If people die without executing a legal will, the probate process takes longer. An estate administrator must be appointed through the court and additional work is required to locate heirs, inventory property, and other details which are normally included in the last will.

Individuals who hold bank accounts, retirement accounts, financial portfolios, and life insurance policies can assign beneficiaries to receive proceeds upon death. Beneficiary forms can be obtained through the financial institution where the account is held. Account holders can assign multiple beneficiaries and state the percentage of funds they will receive.

Beneficiaries must abide by each financial institution's policy regarding distribution of inheritance funds. Most states require beneficiaries to submit date-of-death value forms to the county tax assessor's office. As long as decedents are current with taxes, the Assessor's off will stamp the form so proceeds can be distributed.

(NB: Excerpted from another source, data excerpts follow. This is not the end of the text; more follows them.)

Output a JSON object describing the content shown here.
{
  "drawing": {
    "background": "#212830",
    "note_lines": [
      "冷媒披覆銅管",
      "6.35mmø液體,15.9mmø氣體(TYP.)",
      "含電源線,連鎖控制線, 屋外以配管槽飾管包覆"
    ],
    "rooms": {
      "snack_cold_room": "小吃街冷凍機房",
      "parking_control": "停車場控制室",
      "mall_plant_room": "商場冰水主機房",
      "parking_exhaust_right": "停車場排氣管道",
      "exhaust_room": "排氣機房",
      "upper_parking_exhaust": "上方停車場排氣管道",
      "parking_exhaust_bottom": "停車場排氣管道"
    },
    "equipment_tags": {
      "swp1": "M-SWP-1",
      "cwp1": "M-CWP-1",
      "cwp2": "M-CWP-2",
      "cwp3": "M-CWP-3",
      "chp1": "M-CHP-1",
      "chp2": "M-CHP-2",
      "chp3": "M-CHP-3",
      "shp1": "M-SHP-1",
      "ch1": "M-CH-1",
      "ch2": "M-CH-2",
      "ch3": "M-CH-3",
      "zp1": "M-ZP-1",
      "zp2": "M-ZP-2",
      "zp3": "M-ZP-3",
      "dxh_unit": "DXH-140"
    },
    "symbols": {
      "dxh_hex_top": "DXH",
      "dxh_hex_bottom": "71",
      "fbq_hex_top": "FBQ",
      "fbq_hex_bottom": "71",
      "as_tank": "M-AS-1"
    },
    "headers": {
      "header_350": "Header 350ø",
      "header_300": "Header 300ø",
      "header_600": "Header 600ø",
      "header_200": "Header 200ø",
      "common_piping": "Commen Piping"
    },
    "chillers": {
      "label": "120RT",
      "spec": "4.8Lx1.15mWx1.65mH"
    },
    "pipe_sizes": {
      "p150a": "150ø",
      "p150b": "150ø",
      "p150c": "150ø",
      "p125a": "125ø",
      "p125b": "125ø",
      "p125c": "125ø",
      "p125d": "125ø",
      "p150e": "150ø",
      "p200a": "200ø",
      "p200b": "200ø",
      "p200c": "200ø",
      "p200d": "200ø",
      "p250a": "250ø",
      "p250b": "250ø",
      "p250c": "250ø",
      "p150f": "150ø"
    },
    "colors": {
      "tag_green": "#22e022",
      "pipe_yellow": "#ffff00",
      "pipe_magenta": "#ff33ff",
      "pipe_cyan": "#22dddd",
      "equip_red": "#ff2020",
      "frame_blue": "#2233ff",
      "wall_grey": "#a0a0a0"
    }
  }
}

Titled property can be kept out of probate by establishing joint ownership. When real estate or motor vehicles have joint titles, the property automatically transfers to the co-owner. When joint ownership is with a person other than your spouse, you might need to establish Joint Tenancy with Rights of Survivorship.

A lesser known way to avoid probate is through gifting inheritance property while you're still alive. The Internal Revenue Service allows gifting up to $12,000 per individual or $20,000 per married couple per year. If gifting limits exceed maximum level, recipients are required to file a federal gift tax return and pay appropriate inheritance taxes.

Implementing strategies to avoid probate is one of the best gifts you can leave loved ones. Regardless of how little or how much you own, it is important to put your affairs in order and execute a last will. Probate is not a fun process, so take measures to protect inheritance property and minimize the time required to settle your estate.